Will Perdue choose health over profits?
The head of USDA must make science-based decisions in the face of overwhelming influence from a number of stakeholders. The new appointees must work to ensure that the hard-earned public health victories from the Obama administration are continually strengthened, not rolled back.
Former USDA secretary Tom Vilsack agrees. He recently told Politico (paywall), “I don’t think that any administration, coming in, following this administration, would be able to roll back everything that’s been done in the nutrition space. Because I think there is a consensus—and I believe it’s a bipartisan consensus—that we have had, and continue to have, a challenge with obesity. We have, and continue to have, concerns about the impact that’s going to have on our military, on our children’s futures, on medical expenses. So if anything happens in that space, it may be that industries are given more time to make adjustments. But I don’t think you’re going to see, ‘You know what? We’re going to go back to the day were we had more fat, more sugar, and sodium in our meals that we’re feeding our kids.'”

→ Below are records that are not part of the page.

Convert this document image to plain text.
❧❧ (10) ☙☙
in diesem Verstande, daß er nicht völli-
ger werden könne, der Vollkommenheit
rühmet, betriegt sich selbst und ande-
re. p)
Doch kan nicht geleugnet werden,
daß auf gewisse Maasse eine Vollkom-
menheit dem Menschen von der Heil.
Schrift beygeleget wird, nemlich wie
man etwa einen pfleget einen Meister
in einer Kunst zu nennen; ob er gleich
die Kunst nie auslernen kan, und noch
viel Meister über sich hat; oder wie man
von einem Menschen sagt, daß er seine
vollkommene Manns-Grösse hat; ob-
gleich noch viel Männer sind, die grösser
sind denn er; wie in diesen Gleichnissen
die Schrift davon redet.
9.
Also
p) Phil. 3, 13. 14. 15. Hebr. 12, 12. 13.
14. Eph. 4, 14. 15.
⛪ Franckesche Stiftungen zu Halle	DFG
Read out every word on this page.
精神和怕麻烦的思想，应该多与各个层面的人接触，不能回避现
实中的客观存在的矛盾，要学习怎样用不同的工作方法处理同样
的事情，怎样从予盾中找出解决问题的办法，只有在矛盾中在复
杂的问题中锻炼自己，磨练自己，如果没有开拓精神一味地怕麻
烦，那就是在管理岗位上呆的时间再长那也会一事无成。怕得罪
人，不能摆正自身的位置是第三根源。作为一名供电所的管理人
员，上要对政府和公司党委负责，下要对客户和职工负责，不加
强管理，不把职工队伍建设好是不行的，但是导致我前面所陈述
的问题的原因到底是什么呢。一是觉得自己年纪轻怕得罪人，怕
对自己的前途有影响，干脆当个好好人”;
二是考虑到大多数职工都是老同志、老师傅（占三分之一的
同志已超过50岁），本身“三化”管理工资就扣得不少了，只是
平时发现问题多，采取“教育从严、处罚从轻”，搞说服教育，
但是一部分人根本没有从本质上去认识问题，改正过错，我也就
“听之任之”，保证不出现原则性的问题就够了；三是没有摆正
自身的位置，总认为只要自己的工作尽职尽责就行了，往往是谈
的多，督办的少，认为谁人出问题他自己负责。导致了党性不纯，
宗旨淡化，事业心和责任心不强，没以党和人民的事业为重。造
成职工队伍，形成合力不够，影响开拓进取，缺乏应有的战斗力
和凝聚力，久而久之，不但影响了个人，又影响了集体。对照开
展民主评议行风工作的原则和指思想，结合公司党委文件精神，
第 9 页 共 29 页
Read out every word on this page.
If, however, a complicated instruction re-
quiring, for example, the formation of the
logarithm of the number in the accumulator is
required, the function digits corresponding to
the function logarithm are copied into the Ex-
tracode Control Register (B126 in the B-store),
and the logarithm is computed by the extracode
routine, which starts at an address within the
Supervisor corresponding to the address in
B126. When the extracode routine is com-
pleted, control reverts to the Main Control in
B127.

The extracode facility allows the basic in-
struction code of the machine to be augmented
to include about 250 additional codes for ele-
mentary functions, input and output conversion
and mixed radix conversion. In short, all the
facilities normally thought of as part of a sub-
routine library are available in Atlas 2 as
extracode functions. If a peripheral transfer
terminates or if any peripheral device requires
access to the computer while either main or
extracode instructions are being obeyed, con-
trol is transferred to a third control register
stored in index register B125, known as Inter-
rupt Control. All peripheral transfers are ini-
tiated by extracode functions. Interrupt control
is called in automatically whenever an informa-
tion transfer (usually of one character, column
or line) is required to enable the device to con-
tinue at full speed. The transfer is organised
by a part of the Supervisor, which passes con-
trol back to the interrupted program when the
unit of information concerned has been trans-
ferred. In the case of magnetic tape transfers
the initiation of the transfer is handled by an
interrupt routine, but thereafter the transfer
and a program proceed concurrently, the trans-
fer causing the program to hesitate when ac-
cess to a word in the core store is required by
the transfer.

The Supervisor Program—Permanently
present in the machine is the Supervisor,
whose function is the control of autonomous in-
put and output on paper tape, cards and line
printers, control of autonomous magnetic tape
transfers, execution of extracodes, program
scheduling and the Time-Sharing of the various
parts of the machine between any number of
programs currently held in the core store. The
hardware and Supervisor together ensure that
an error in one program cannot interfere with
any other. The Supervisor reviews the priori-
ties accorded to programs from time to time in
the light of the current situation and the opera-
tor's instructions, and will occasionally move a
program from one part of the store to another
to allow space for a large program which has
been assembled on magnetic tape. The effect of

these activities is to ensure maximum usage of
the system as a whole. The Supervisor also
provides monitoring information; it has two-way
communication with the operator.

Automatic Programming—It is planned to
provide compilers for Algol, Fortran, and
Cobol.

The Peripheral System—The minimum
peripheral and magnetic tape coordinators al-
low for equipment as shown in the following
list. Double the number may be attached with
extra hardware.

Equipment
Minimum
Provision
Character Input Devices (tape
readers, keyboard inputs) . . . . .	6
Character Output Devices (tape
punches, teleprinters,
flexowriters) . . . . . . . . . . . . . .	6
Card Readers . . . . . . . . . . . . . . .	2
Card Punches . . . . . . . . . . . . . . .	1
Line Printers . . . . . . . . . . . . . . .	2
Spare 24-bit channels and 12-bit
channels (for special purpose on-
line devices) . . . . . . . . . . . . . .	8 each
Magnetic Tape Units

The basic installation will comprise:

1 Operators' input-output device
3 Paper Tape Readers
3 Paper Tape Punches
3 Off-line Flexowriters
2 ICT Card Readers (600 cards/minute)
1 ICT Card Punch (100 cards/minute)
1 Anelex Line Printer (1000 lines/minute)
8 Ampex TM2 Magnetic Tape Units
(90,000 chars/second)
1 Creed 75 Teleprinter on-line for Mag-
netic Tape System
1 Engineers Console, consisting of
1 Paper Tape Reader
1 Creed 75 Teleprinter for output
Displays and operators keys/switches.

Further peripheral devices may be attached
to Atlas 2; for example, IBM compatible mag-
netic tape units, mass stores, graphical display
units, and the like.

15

Vilsack may be right about the consensus on the challenge of obesity, but public health experts and industry representatives disagree on the best way to meet that challenge. The next administration needs to understand that making strides in improving children’s health involves more than just following industry talking points by increasing physical activity in schools. The integrity of The Dietary Guidelines for Americans and the nutrition facts label and their place informing supplemental meal programs must not be sacrificed in a quest to cut regulations as they are critical tools used to educate consumers on how to achieve healthier diets.
It is critical that, if confirmed, Perdue fights hard at the helm of the USDA to make evidence-based policy decisions that support a strong food system instead of simply holding a service to pray for increased quality of and equitable access to food.